Tensorflow
This repository is dedicated to the field of Natural Language Processing (NLP) and encompasses various aspects of text analysis and machine learning. Specifically, it places a strong emphasis on the following key areas:
NLP (Natural Language Processing): Using resources, models, and tools tailored for processing and understanding human language, by creating tests to Predict the rest of a sentence or Sentiment Analysis of a word to focuse on determining the emotional tone or sentiment expressed in text. Wether it be a searched token in searchbar or even a news title!
LSTM (Long Short-Term Memory): LSTM is a type of recurrent neural network (RNN) known for its ability to handle sequential data effectively.

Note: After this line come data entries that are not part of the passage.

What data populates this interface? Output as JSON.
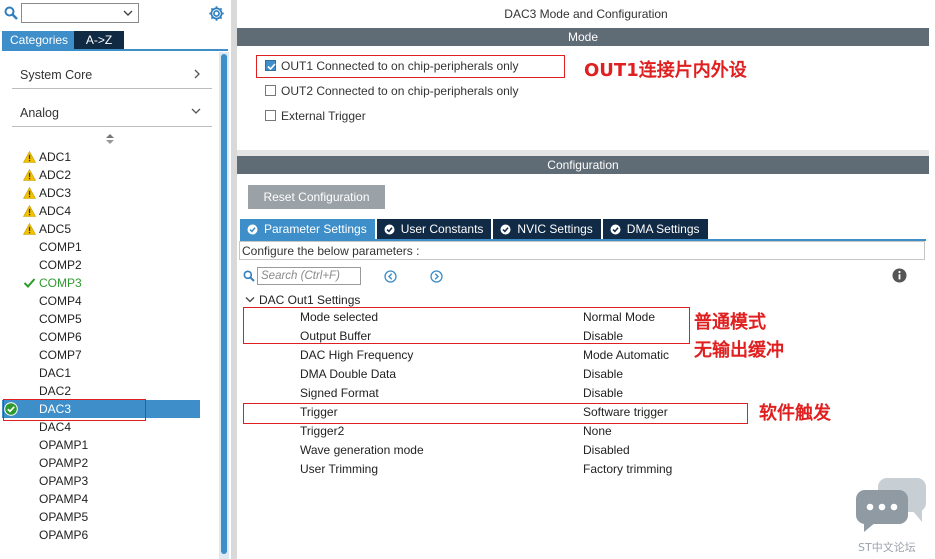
{
  "left_panel": {
    "category_tabs": {
      "categories": "Categories",
      "az": "A->Z"
    },
    "groups": [
      {
        "label": "System Core",
        "expanded": false
      },
      {
        "label": "Analog",
        "expanded": true
      }
    ],
    "peripherals": [
      {
        "name": "ADC1",
        "status": "warning"
      },
      {
        "name": "ADC2",
        "status": "warning"
      },
      {
        "name": "ADC3",
        "status": "warning"
      },
      {
        "name": "ADC4",
        "status": "warning"
      },
      {
        "name": "ADC5",
        "status": "warning"
      },
      {
        "name": "COMP1",
        "status": "none"
      },
      {
        "name": "COMP2",
        "status": "none"
      },
      {
        "name": "COMP3",
        "status": "ok"
      },
      {
        "name": "COMP4",
        "status": "none"
      },
      {
        "name": "COMP5",
        "status": "none"
      },
      {
        "name": "COMP6",
        "status": "none"
      },
      {
        "name": "COMP7",
        "status": "none"
      },
      {
        "name": "DAC1",
        "status": "none"
      },
      {
        "name": "DAC2",
        "status": "none"
      },
      {
        "name": "DAC3",
        "status": "selected"
      },
      {
        "name": "DAC4",
        "status": "none"
      },
      {
        "name": "OPAMP1",
        "status": "none"
      },
      {
        "name": "OPAMP2",
        "status": "none"
      },
      {
        "name": "OPAMP3",
        "status": "none"
      },
      {
        "name": "OPAMP4",
        "status": "none"
      },
      {
        "name": "OPAMP5",
        "status": "none"
      },
      {
        "name": "OPAMP6",
        "status": "none"
      }
    ]
  },
  "main": {
    "title": "DAC3 Mode and Configuration",
    "mode_section": {
      "header": "Mode",
      "checkboxes": [
        {
          "label": "OUT1 Connected to on chip-peripherals only",
          "checked": true
        },
        {
          "label": "OUT2 Connected to on chip-peripherals only",
          "checked": false
        },
        {
          "label": "External Trigger",
          "checked": false
        }
      ]
    },
    "config_section": {
      "header": "Configuration",
      "reset_button": "Reset Configuration",
      "tabs": [
        {
          "label": "Parameter Settings",
          "active": true
        },
        {
          "label": "User Constants",
          "active": false
        },
        {
          "label": "NVIC Settings",
          "active": false
        },
        {
          "label": "DMA Settings",
          "active": false
        }
      ],
      "configure_text": "Configure the below parameters :",
      "search_placeholder": "Search (Ctrl+F)",
      "group_label": "DAC Out1 Settings",
      "parameters": [
        {
          "name": "Mode selected",
          "value": "Normal Mode"
        },
        {
          "name": "Output Buffer",
          "value": "Disable"
        },
        {
          "name": "DAC High Frequency",
          "value": "Mode Automatic"
        },
        {
          "name": "DMA Double Data",
          "value": "Disable"
        },
        {
          "name": "Signed Format",
          "value": "Disable"
        },
        {
          "name": "Trigger",
          "value": "Software trigger"
        },
        {
          "name": "Trigger2",
          "value": "None"
        },
        {
          "name": "Wave generation mode",
          "value": "Disabled"
        },
        {
          "name": "User Trimming",
          "value": "Factory trimming"
        }
      ]
    }
  },
  "annotations": {
    "out1": "OUT1连接片内外设",
    "mode_line1": "普通模式",
    "mode_line2": "无输出缓冲",
    "trigger": "软件触发"
  },
  "watermark": "ST中文论坛",
  "colors": {
    "accent_blue": "#3d8ec9",
    "dark_navy": "#112a45",
    "section_gray": "#5f6b75",
    "annotation_red": "#e02020",
    "warning_yellow": "#f2c200",
    "ok_green": "#2e9a2e"
  }
}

Here, you can find LSTM models and code implementations, particularly useful for tasks involving time series data or sequential text analysis.

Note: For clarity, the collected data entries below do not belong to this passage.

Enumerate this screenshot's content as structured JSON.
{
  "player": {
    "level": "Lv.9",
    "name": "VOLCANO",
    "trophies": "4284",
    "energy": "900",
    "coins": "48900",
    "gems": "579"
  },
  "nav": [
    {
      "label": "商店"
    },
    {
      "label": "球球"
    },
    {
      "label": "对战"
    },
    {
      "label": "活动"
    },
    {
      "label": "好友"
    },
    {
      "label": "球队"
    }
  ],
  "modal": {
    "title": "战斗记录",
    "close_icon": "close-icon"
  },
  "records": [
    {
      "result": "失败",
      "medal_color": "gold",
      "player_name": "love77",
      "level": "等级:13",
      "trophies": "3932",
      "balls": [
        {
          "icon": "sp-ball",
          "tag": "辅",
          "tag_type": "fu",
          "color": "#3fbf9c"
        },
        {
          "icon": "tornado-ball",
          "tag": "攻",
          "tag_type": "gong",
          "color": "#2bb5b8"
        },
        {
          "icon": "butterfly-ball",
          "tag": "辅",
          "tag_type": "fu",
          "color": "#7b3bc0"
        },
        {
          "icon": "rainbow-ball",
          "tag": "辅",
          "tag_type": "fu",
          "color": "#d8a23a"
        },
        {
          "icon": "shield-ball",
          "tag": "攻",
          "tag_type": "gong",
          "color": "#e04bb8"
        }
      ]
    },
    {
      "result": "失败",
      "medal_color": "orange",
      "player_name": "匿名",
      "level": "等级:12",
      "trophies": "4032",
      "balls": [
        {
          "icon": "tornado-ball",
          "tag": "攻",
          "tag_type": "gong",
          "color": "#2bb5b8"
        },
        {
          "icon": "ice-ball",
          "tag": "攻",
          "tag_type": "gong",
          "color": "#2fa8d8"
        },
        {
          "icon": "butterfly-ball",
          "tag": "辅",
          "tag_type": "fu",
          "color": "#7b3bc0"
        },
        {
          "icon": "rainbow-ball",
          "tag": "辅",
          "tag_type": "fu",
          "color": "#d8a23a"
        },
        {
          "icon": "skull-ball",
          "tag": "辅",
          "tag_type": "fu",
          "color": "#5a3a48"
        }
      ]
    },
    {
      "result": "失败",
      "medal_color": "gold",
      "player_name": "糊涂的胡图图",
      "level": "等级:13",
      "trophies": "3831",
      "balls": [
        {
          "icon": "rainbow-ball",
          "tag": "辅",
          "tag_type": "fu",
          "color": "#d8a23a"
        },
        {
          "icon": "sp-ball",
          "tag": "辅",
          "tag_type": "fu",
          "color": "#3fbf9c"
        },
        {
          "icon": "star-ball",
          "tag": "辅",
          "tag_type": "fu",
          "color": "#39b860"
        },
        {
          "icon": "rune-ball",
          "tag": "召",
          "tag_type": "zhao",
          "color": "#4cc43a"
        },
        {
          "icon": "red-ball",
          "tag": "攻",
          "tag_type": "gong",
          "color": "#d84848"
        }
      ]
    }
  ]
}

Binary-class and Multi-class Classification: Classification is a fundamental machine learning task where data is categorized into predefined classes or categories. In this repository, you'll discover tools and techniques for both binary-class (two-class) and multi-class (more than two classes) classification tasks. These methods can be applied to a wide range of classification problems.
CNN (Convolutional Neural Network): CNNs are primarily associated with computer vision tasks, but they can also be adapted for text and sequence data analysis. In this context, the repository provides resources and models that utilize CNNs to extract meaningful features from text or sequence data.